Again, it’s mostly an analogy, and both approaches are based on math (which is incidentally often similar to stat-mech math). And by “second law of thermodynamics” I did not mean it in a literal sense, but as an illustration for a principle which, without being very precise or practical, could provide a general guiding framework (eg, perpetual motion is not possible).
To conclude, I’m not saying the messiness of features and circuits is not useful; I think it’s actually fascinating. But I gently push for more recognition for the alternative approaches, which I believe will become very illuminating.
I have some objections to this, from the perspective of a doc I’m writing (and will possibly post in a few weeks). I think that you’re using biology as a synonym for feature/circuit microscopy, but I think there are some biologically motivated perspectives like self-organised criticality or systems neuroscience that use statistical-physics formalisms but are primarily biological in nature. Likewise, physics is not only about smooth, universal regularities. Phase transitions, renormalisation and critical phenomena are central to modern physics and they are violently non-smooth. That side of physics is almost completely absent in the piece, and overall I would say that the rhetorical contrast isn’t so clear as depicted in the article.
I agree it would be nice if we could get a second law of thermodynamics for LLMs. But safety interventions are usually enacted locally (gradient nudges, RLHF reward shaping, inference-time steering) and a thermodynamic state variable a la “entropy of the latent field” is almost certainly too coarse to guarantee that the next token is non-harmful. I think you underplay a manipulability criterion, where a variable is only valuable if you can steer it cheaply and predictably, which is why we might care about critical windows.
Finally I would also add that the messiness is in some ways the point. I don’t have a picture of misalignment as necessarily stemming from these really neat simplicities, I think there’s a lot of risk in being insufficiently granular if we elevate only the cleanest “order parameters” and discard messy local details. I would guess alignment failures often don’t represent as an scalar drifting past a threshold, and would rather be narrow‐band exploits or corner‐case correlations that are at the same granularity as messy feature and circuit probes you describe as a distraction. If you can jailbreak a frontier model with a one-sentence rhyme, then any interpretability story that averages over millions of parameters until it returns a single macro-variable is, by construction, blind to the event we need to prevent.
Thank you for the comment, I appreciate this perspective.

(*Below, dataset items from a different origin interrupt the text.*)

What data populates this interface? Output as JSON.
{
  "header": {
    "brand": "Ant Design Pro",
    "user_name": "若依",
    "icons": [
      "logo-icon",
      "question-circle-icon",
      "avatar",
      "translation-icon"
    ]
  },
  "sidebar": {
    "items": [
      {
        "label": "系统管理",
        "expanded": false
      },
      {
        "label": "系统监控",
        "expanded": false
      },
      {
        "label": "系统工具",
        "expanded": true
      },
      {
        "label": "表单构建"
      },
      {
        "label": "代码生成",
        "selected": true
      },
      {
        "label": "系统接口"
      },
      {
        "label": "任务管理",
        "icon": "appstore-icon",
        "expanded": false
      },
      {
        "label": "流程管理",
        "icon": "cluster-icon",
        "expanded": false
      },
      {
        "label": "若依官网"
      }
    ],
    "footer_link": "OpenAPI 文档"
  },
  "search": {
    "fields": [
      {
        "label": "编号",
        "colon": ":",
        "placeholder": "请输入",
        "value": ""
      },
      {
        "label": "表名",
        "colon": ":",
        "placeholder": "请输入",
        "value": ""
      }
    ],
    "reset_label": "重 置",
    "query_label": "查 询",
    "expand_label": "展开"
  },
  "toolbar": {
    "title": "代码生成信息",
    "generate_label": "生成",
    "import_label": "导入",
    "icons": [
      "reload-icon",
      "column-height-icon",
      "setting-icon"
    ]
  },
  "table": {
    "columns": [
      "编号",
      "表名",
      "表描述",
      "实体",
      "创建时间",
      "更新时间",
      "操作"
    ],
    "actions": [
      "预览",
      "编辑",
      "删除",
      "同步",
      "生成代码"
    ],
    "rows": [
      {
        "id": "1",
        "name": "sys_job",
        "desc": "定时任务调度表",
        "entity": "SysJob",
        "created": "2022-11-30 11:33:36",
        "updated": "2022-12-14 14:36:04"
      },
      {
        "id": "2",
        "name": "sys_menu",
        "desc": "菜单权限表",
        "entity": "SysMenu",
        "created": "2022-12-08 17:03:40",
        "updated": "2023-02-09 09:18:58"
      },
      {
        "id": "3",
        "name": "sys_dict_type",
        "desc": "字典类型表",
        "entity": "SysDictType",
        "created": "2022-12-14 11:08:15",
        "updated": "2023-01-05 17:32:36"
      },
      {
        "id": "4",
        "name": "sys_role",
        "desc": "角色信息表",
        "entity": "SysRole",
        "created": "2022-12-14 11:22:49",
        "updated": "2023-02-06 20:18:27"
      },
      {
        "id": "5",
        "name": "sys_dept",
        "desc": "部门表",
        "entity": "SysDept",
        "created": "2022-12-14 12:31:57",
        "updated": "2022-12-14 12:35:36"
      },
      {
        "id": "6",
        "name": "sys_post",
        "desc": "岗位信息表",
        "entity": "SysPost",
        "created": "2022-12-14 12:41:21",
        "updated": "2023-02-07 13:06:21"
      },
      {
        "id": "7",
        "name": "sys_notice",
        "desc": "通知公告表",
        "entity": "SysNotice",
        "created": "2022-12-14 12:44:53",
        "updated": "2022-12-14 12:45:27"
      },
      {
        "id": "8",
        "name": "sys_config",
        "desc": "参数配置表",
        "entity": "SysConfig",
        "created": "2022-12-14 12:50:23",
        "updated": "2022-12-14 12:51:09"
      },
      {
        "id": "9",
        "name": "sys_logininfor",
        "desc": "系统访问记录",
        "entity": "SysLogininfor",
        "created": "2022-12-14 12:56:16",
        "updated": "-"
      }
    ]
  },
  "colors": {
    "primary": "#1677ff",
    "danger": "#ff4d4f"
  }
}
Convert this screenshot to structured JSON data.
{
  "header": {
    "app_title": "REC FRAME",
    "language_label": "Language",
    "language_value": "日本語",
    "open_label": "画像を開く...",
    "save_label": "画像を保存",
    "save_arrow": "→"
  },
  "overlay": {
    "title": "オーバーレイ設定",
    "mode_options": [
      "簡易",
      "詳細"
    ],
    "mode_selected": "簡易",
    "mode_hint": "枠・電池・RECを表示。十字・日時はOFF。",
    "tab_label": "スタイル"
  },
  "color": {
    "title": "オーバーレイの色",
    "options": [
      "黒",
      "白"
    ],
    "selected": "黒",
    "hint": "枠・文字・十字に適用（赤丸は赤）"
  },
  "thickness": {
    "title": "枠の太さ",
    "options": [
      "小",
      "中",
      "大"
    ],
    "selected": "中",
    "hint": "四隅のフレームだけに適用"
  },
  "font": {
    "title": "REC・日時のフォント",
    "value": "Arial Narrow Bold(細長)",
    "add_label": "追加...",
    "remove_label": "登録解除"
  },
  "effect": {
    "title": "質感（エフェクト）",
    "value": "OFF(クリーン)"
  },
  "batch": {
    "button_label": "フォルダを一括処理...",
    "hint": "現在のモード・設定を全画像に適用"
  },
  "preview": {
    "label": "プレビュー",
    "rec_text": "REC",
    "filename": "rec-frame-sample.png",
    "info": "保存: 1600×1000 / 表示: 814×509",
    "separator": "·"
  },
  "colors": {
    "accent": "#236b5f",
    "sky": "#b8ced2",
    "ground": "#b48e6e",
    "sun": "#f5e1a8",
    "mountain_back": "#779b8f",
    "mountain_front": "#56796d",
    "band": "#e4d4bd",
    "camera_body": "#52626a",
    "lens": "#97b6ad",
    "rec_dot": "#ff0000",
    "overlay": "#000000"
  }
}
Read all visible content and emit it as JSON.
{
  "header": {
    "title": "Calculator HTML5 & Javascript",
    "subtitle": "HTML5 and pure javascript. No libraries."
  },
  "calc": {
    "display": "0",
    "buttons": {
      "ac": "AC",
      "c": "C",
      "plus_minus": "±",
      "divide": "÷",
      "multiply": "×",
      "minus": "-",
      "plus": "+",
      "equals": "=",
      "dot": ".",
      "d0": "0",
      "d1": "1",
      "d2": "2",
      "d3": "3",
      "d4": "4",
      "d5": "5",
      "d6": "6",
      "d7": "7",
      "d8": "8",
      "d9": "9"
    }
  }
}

A couple of things to clarify:
As I quoted from “Emergence of brains”, I think the more traditional approach of biology is to embrace the complexity of living systems. In contrast, physics tends to seek more and more general and unifying principles (symmetries, order, curvature) that apply broadly across the universe, whether it’s matter or living systems, or even abstract phenomena like financial markets.
In the context of interpretability, I use this analogy to describe two (main) distinct approaches: one is self-proclaimed “biological”, and nowadays is mostly about breaking down models into features and circuits, and the other is more emergentist, and seek to find, for example, unifying principles in how models structure internal representations.
Again, it’s mostly an analogy, and both approaches are based on math (which is incidentally often similar to stat-mech math). And by “second law of thermodynamics” I did not mean it in a literal sense, but as an illustration for a principle which, without being very precise or practical, could provide a general guiding framework (eg, perpetual motion is not possible).
To conclude, I’m not saying the messiness of features and circuits is not useful; I think it’s actually fascinating. But I gently push for more recognition for the alternative approaches, which I believe will become very illuminating.